A crise política sempre foi latente, não resta dúvida. A era pós-redemocratização, avante o mercado financeiro em meio à colocação em prática dos preceitos constitucionais de 1988, se iniciaram na assunção, pelo voto direto, de Fernando Collor, aquele, impedido em 1992, depois de um pedaço de tempo retornou à política para recomendar à Dilma Rousseff que se cuidasse que o impeachment vinha pela porta da frente. Daí por diante, enquanto o mundo do Hemisfério Norte encerrava a era do Welfare State por aqui o bem-estar era compartilhado por poucos e engendrado por um processo de crescente concentração de renda, ao tempo em que o Estado brasileiro distribuía os benefícios formais da Constituição-cidadã de 1988 que gestavam no médio prazo mais problemas fiscais que material e verdadeira distribuição de renda. Esse engodo político só não se concretizou completamente porque tivemos a edição, com imenso sucesso, do Plano de Estabilização Econômica, aquele chamado de real. Nesse evento, viu-se que o ganho momentâneo de renda para os mais pobres não se traduziu em mudança estrutural capaz de render os primeiros traços de República ao povo brasileiro: o capital rapidamente se reorganizou institucional e politicamente e às cartas não mudaram de mãos na política. De crise em crise, a era FHC se sustentava em uma maioria parlamentar desorganizada e, quando necessário, à chantagem política e organizada para a promoção de seus interesses. (O diário político de FHC recentemente publicado espelha em certa medida essa realidade). A privatização, meio comum de alteração das estruturas produtivas – uma espécie de política industrial -, por aqui não representou oportunidade para se criar o capitalismo popular tão propagado por certa Academia liberal. Ao contrário, os bens vendidos aos poucos privados serviram ao serviço da dívida externa e interna. A produtividade não se alterou dramaticamente e a ausência de competitividade da economia brasileira ficou cada dia mais descampada pelos déficits externos estruturais em meio aos preços elevados dos bens e serviços privatizados. Enquanto isso o mundo girava e ia em frente.

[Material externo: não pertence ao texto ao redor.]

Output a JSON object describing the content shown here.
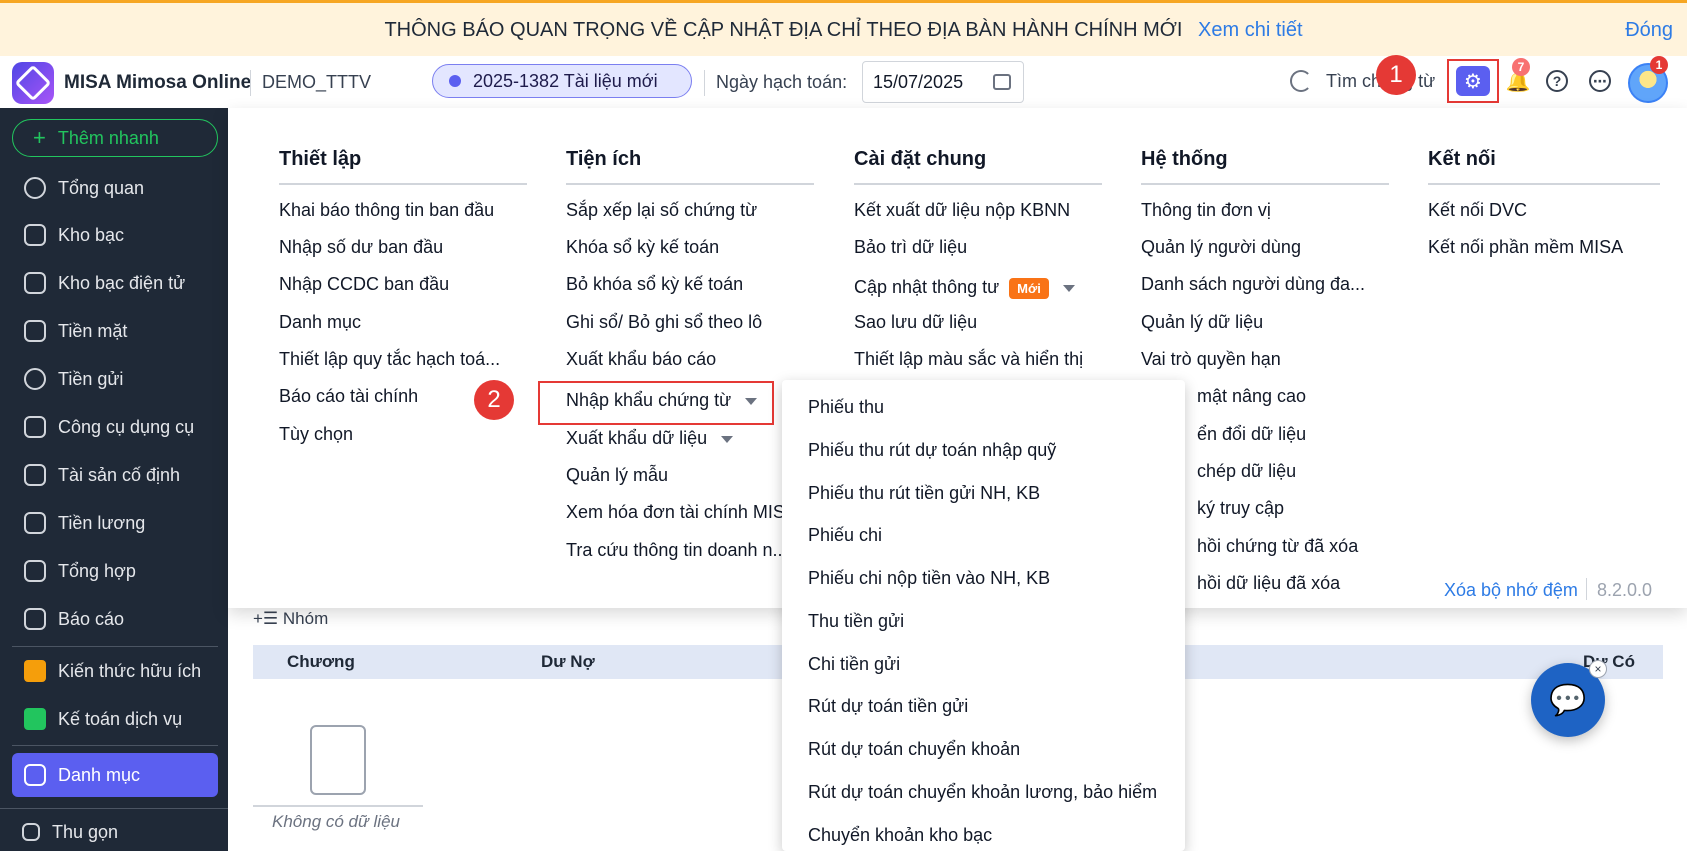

Os partidos políticos gostaram do jogo e, pouco a pouco, saíram de um “oportunismo-amador” para um “profissionalismo de locupletação”: fosse de esquerda (onde FHC nunca esteve), fosse de direita (onde sabe-se a esquerda colheu práticas obscuras), a turba legislativa espalhada pelo país forjou um modelo institucional de trocas políticas: com pouco louvor à relação entre medidas políticas e interesses públicos, a prática tornou-se plutocrática em dois sentidos paralelos. De um lado, localizava-se o balcão de negócios subterrâneos cujo objetivo final, via de regra, era o enriquecimento político do detentor do mandato de representação popular. Na outra paralela, a estratégia de manutenção no poder, via a utilização de partidos políticos em benefícios próprios aos políticos. Ambas as paralelas têm como fonte comum o constante e volumoso fluxo financeiro daqueles homens e empresas que negociam com o Estado. A Petrobras é o corolário desse processo.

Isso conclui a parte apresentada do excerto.